What struck me most, however, were the vocal changes he rang with each aria. What a tired old man his Canio was, and what an exciting contrast to the stunningly youthful and exuberant Marcello! His Chenier made me wish that I had caught it onstage earlier this year (of course, there'll be plenty of time for that). This is an artist who can make me "see" his entire performance just from hearing it. There are not many singers capable of doing that for me.
I, too, have to take exception with Mr. Levine's characterization of Mr. Cura as ill-prepared. I have seen him a number of times and found him to be so utterly prepared that he is completely free on stage. And that's the best kind of Night at the Opera! As for the remarks about the top of his range in the recording of "Samson" -- excuse me -- were we listening to the same recording?
Thank goodness, though, there was no cavilling at this fine CD. Mr. Cura is assuredly THE artist to be reckoned with in the next century!
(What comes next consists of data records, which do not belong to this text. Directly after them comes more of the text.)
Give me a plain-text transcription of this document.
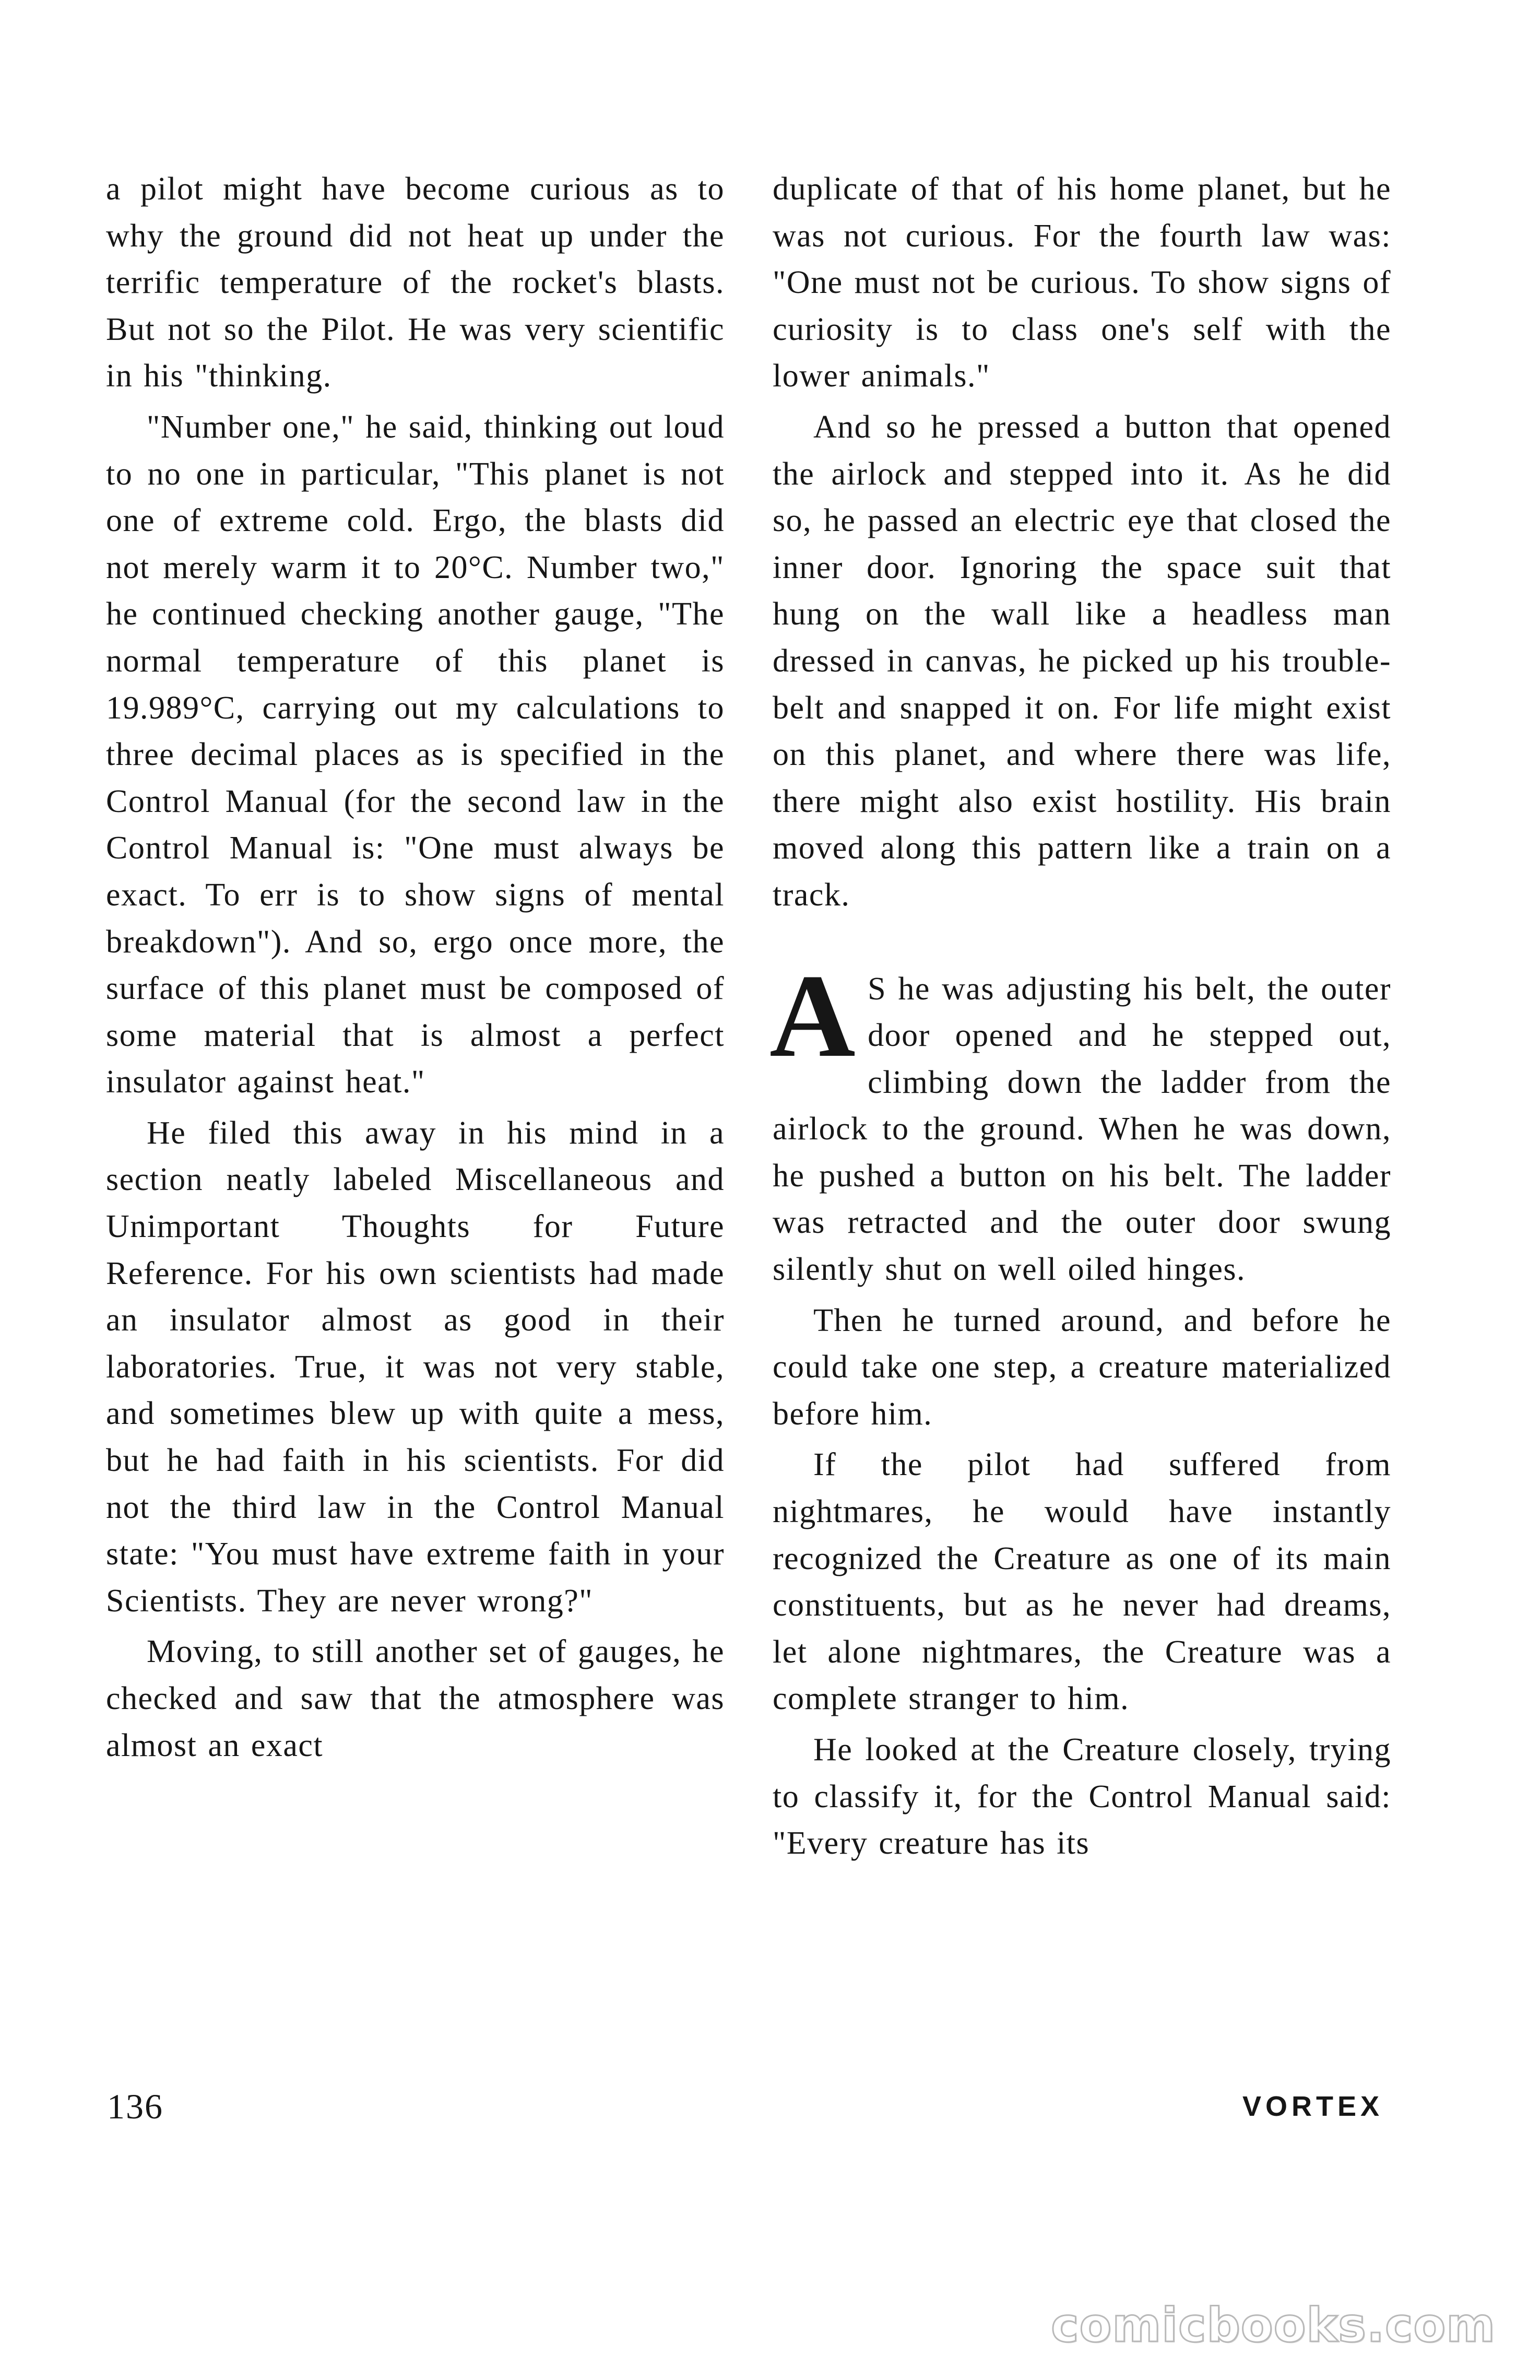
a pilot might have become curious as to why the ground did not heat up under the terrific temperature of the rocket's blasts. But not so the Pilot. He was very scientific in his "thinking.

"Number one," he said, thinking out loud to no one in particular, "This planet is not one of extreme cold. Ergo, the blasts did not merely warm it to 20°C. Number two," he continued checking another gauge, "The normal temperature of this planet is 19.989°C, carrying out my calculations to three decimal places as is specified in the Control Manual (for the second law in the Control Manual is: "One must always be exact. To err is to show signs of mental breakdown"). And so, ergo once more, the surface of this planet must be composed of some material that is almost a perfect insulator against heat."

He filed this away in his mind in a section neatly labeled Miscellaneous and Unimportant Thoughts for Future Reference. For his own scientists had made an insulator almost as good in their laboratories. True, it was not very stable, and sometimes blew up with quite a mess, but he had faith in his scientists. For did not the third law in the Control Manual state: "You must have extreme faith in your Scientists. They are never wrong?"

Moving, to still another set of gauges, he checked and saw that the atmosphere was almost an exact

duplicate of that of his home planet, but he was not curious. For the fourth law was: "One must not be curious. To show signs of curiosity is to class one's self with the lower animals."

And so he pressed a button that opened the airlock and stepped into it. As he did so, he passed an electric eye that closed the inner door. Ignoring the space suit that hung on the wall like a headless man dressed in canvas, he picked up his trouble-belt and snapped it on. For life might exist on this planet, and where there was life, there might also exist hostility. His brain moved along this pattern like a train on a track.

A S he was adjusting his belt, the outer door opened and he stepped out, climbing down the ladder from the airlock to the ground. When he was down, he pushed a button on his belt. The ladder was retracted and the outer door swung silently shut on well oiled hinges.

Then he turned around, and before he could take one step, a creature materialized before him.

If the pilot had suffered from nightmares, he would have instantly recognized the Creature as one of its main constituents, but as he never had dreams, let alone nightmares, the Creature was a complete stranger to him.

He looked at the Creature closely, trying to classify it, for the Control Manual said: "Every creature has its

136	VORTEX
comicbooks.com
By no means would I call him the best, particularly in the past 30 years. That would be a gross mistake of discrediting many great artists who will forever hold their place in our hearts (e.g. chronologically, Wunderlich, Kraus, Bergonzi, Pavarotti, Domingo, Carreras). Not that he wants to be compared to the greats yet, modestly saying that he would need to have 30 years of singing to stake his claim. On stage he is exciting and convincing actor, even though he struts around a little too much which is generally expected from Hollywood pretty boys and not from opera singers who are supposed to show more class than that. Only ugly men would feel so bitter that they would critisize his good looks though. A singer should be pleasant to look at as much as to hear him or her sing. Granted, Happner or Margison have good voices, but by being, ahem, large, they are somewhat difficult to imagine as Calaf or Chenier. The case of "looks=stardom" is more applicable to Marcello Alvarez or, ironically, to Andrea Bocelli. Despite all the hype, you absolutely can't accuse Jose Cura of lack of musicality: he obviously gives serious effort to understand and interpret the works in his own unique way. He is not vulgar: unlike the celebrated golden age "screamers" he is able to sing in sotto voice and project nice pianissimos, although his instrument by its very nature would never allow for exquisite tender romantic moments that the Big Three, for example, are able to deliver.
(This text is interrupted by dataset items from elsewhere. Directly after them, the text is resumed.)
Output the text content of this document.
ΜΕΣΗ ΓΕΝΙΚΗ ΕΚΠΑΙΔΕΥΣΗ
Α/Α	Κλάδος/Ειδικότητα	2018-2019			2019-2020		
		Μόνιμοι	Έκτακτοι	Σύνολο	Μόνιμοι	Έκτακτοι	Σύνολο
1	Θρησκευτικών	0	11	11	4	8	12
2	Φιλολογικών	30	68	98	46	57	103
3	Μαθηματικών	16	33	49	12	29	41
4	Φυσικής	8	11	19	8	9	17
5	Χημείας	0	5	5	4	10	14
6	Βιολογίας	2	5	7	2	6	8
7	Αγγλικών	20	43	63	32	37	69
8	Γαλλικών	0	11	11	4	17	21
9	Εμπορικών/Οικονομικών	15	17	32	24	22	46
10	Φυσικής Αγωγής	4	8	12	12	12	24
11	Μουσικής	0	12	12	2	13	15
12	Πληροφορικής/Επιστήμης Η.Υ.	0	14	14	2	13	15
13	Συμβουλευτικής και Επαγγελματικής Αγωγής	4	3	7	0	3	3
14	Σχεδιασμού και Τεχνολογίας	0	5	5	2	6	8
Luckily, Jose Cura knows to stay clear of Donizetti or Bellini for now and focus on what he does best - verismo, the subject of this album. Yes, like many, I feel that he should have gotten an esteemed conductor for this album, thankfully there are still a few who would love to work on this rare under-explored material. On several selections the slow tempi proved difficult even for him to manage. The sobs and sighs have to go, in most cases the composer did not really intend them; often they are appropriate on the stage, but not on studio disc (the laughter in Vesti La Giubba excepted). Generally the program here consists of selections nearly impossible to find elsewhere. Thus, it is hard to compare the character study that Cura offers to others. Overall, this album is a welcome addition to a music library and must be appreciated.